Music is neurologically special in the way that it stimulates many parts of the brain at once. This means that even if parts of the brain are damaged, music can still reach other parts.

Playlist for Life has now launched at St Andrew’s Hospice!

More than 20 years of research shows that listening to a personal playlist can make living with dementia easier and happier. By choosing songs and music that have an attachment to memories and emotions, it can enhance your life.

St Andrew’s Hospice are looking to show you that having a unique and personal playlist, that connects to you and your family’s life, will help you cope with any life-limiting illness. Playlist for Life can also be used for respite, day-to-day routine, relaxation or anxiety prevention.

If the word “playlist” makes you think that it’s all technical and puts you off, never fear. We are recruiting the help of students from local colleges and people who study music to help anybody who doesn’t know where to start with it. You can make a playlist on phones, computers, CD players, iPods, MP3 players – it doesn’t even have to be individual songs, it could be a collection of CD’s, vinyl records, tapes, videos, sheet music – whatever way you want to make your playlist, you can do it.

Our team have an easy start guide for you to follow and find a few select songs or albums that are special to you and from there our Well-being Team can help you to set up your very own Playlist For Life! They are on hand to help anybody at our weekly Coffee Mornings from 10am until 12pm, within the main hub of the hospice.
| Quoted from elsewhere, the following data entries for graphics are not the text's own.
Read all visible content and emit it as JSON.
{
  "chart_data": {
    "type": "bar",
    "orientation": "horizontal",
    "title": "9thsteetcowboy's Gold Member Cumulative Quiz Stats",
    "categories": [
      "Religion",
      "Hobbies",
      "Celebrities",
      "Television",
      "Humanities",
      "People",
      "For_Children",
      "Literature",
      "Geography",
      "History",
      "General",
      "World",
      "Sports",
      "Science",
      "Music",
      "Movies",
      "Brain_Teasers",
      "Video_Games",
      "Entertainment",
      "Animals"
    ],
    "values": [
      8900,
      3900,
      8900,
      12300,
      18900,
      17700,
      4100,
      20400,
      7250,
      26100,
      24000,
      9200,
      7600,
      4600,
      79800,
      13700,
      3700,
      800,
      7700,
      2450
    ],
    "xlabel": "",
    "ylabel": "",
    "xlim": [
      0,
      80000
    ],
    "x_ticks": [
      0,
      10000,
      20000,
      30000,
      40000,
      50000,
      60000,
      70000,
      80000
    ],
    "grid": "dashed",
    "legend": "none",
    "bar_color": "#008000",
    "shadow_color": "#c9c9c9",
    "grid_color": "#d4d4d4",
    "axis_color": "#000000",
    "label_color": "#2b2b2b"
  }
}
Anyone is welcome to these Drop-In Support session's and it's always lovely to see new faces.

If you don't know where to start, don't worry, our team have created booklets from each decade from the Playlist For Life 100 Years Book, which is full of songs for you to begin looking for songs that mean a lot to you. www.playlistforlife.org.uk/100-years-book

Music is neurologically special in the way that it stimulates many parts of the brain at once. This means that even if parts of the brain are damaged, music can still reach other parts. Playlist for Life promotes the use of therapeutic scheduling – i.e. timing listening sessions for thirty minutes before difficult times or activities such as the taking of medication.
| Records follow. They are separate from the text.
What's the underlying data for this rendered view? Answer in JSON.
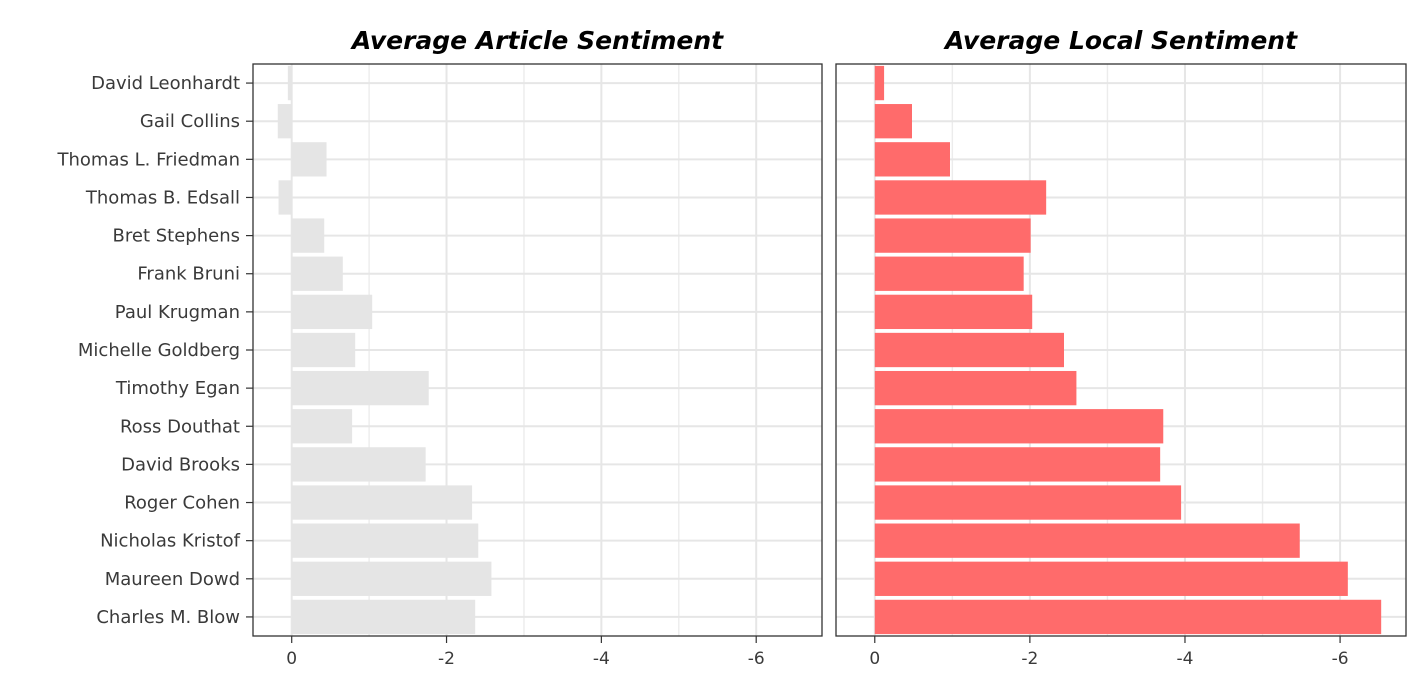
{
  "chart_data": {
    "type": "bar",
    "orientation": "horizontal",
    "categories": [
      "David Leonhardt",
      "Gail Collins",
      "Thomas L. Friedman",
      "Thomas B. Edsall",
      "Bret Stephens",
      "Frank Bruni",
      "Paul Krugman",
      "Michelle Goldberg",
      "Timothy Egan",
      "Ross Douthat",
      "David Brooks",
      "Roger Cohen",
      "Nicholas Kristof",
      "Maureen Dowd",
      "Charles M. Blow"
    ],
    "panels": [
      {
        "title": "Average Article Sentiment",
        "values": [
          0.05,
          0.18,
          -0.45,
          0.17,
          -0.42,
          -0.66,
          -1.04,
          -0.82,
          -1.77,
          -0.78,
          -1.73,
          -2.33,
          -2.41,
          -2.58,
          -2.37
        ],
        "xlim": [
          0.5,
          -6.85
        ],
        "xticks": [
          0,
          -2,
          -4,
          -6
        ],
        "xtick_labels": [
          "0",
          "-2",
          "-4",
          "-6"
        ],
        "bar_color": "#e5e5e5",
        "grid": true
      },
      {
        "title": "Average Local Sentiment",
        "values": [
          -0.12,
          -0.48,
          -0.97,
          -2.21,
          -2.01,
          -1.92,
          -2.03,
          -2.44,
          -2.6,
          -3.72,
          -3.68,
          -3.95,
          -5.48,
          -6.1,
          -6.53
        ],
        "xlim": [
          0.5,
          -6.85
        ],
        "xticks": [
          0,
          -2,
          -4,
          -6
        ],
        "xtick_labels": [
          "0",
          "-2",
          "-4",
          "-6"
        ],
        "bar_color": "#ff6b6b",
        "grid": true
      }
    ]
  }
}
Along with the Playlist for Life, we are also asking for people to donate old iPods, CD players, MP3 players, or anything that you can play music on to help the people that will benefit from these playlists.

As well as bringing back old memories, it can be a way for you to bond and find music that you love together. It could be that you share the first song you danced to at your wedding with your granddaughter or you could share the song that you listened to when you got your first record with your son, it’s a way of bringing everyone together through music and song.

The first Playlist For Life at St Andrew's Hospice has been started by Brian and Dawn. Dawn is suffering from dementia and Brian has put together a selection of songs chosen from the 1960s through to the present day. Brian spent hours looking through the Top 10 Hits of each year online and then looked through their own music collection to carefully pick out songs that meant a lot to them both. Now, with the help of our Well-being Team, they plan to create a CD that can be played at home, in the car or at appointments.